Da questa ricerca, impossibile – ma non è solo l’impossibilità che porta a Dio? diceva Simone Weil – nascono le sue poesie,  come nascono  i fiori dal letame in Via del Campo.

 

A un certo punto della sua vita Leonard Cohen scrive una canzone di grandissimo successo: Allelujah. Tutti la conoscete. È una canzone bellissima. Ma soprattutto… il testo ci fa comprendere che  lui ha colto «l’accordo segretosuonato da David e gradito al Signore».

 

È un misto imprescindibile di amore divino e di amore umano per la donna, questa canzone. Come la vita di re Davide.

 

Leonard Cohen ne ha colto il segreto. L’accordo segreto dell’arpa che toccava il cuore di Dio, che lo faceva piangere e sussultare di gioia: per questo l’Eterno concedeva tutto a Davide, tutto gli perdonava.  Quando sulle cetra intonava: «Come la cerva desidera i corsi d'acqua, così l'anima mia anela a te, o Dio.
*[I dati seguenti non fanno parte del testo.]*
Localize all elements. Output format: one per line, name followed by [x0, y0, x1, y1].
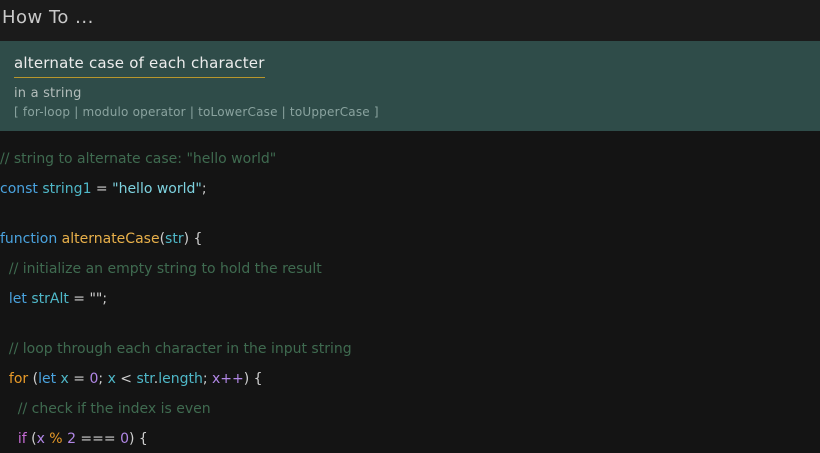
code-line-4: // initialize an empty string to hold th… — [0, 254, 820, 284]
code-block: // string to alternate case: "hello worl… — [0, 131, 820, 453]
code-line-3: function alternateCase(str) { — [0, 224, 820, 254]
code-variable: x — [56, 371, 69, 387]
code-operator: % — [44, 431, 68, 447]
code-punctuation: ( — [26, 431, 37, 447]
code-punctuation: ; — [202, 371, 213, 387]
code-comment: // check if the index is even — [0, 401, 211, 417]
code-punctuation: = ""; — [68, 291, 108, 307]
code-line-2: const string1 = "hello world"; — [0, 174, 820, 204]
code-variable: string1 — [42, 181, 92, 197]
code-line-8: // check if the index is even — [0, 394, 820, 424]
code-number: 0 — [120, 431, 129, 447]
topic-tags: [ for-loop | modulo operator | toLowerCa… — [14, 105, 379, 119]
code-keyword: for — [8, 371, 29, 387]
code-variable: x — [36, 431, 45, 447]
code-comment: // string to alternate case: "hello worl… — [0, 151, 277, 167]
code-keyword: function — [0, 231, 58, 247]
code-keyword: const — [0, 181, 38, 197]
code-line-7: for (let x = 0; x < str.length; x++) { — [0, 364, 820, 394]
code-keyword: let — [38, 371, 57, 387]
code-operator: x++ — [212, 371, 244, 387]
code-comment: // loop through each character in the in… — [0, 341, 352, 357]
code-operator: < — [115, 371, 137, 387]
code-property: length — [158, 371, 203, 387]
code-keyword: if — [17, 431, 27, 447]
code-punctuation: ) { — [129, 431, 148, 447]
code-comment: // initialize an empty string to hold th… — [0, 261, 322, 277]
code-operator: = — [68, 371, 90, 387]
code-string: "hello world" — [112, 181, 202, 197]
code-parameter: str — [165, 231, 184, 247]
code-keyword: let — [8, 291, 27, 307]
code-variable: x — [107, 371, 116, 387]
code-line-5: let strAlt = ""; — [0, 284, 820, 314]
page-header: How To ... — [0, 0, 820, 41]
page-title: How To ... — [2, 7, 94, 28]
code-number: 2 — [67, 431, 76, 447]
code-variable: strAlt — [31, 291, 69, 307]
code-line-1: // string to alternate case: "hello worl… — [0, 144, 820, 174]
code-punctuation: ( — [28, 371, 39, 387]
topic-subtitle: in a string — [14, 86, 82, 101]
code-punctuation: ) { — [183, 231, 203, 247]
code-line-6: // loop through each character in the in… — [0, 334, 820, 364]
code-variable: str — [136, 371, 154, 387]
code-punctuation: ) { — [243, 371, 263, 387]
code-punctuation: ; — [98, 371, 108, 387]
code-line-9: if (x % 2 === 0) { — [0, 424, 820, 453]
topic-panel: alternate case of each character in a st… — [0, 41, 820, 131]
code-punctuation: ; — [201, 181, 207, 197]
code-operator: = — [91, 181, 113, 197]
code-function-name: alternateCase — [61, 231, 160, 247]
code-operator: === — [75, 431, 121, 447]
topic-title: alternate case of each character — [14, 54, 265, 78]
L'anima mia è assetata di Dio, del Dio vivente; quando verrò e comparirò in presenza di Dio…»

 

E Leonard Cohen, che ne aveva colto il segreto, poteva concludere così il suo Allelujah: «Ho fatto del mio meglio, non era granché / Non provavo nulla, così ho provato a toccare / Ho detto il vero, non sono venuto per prenderti in giro / E anche se è andato tutto storto / Mi ergerò davanti al Dio della Canzone /E dalle mie labbra altro non uscirà che: Alleluja».

 

E allelujah, parola ebraica, significa “lodiamo Dio”. E così oggi, sono certo, Cohen è là, tra gli angeli, con Mozart e compagni poeti e musicisti ben più qualificati, a cantare il suo Allelujah.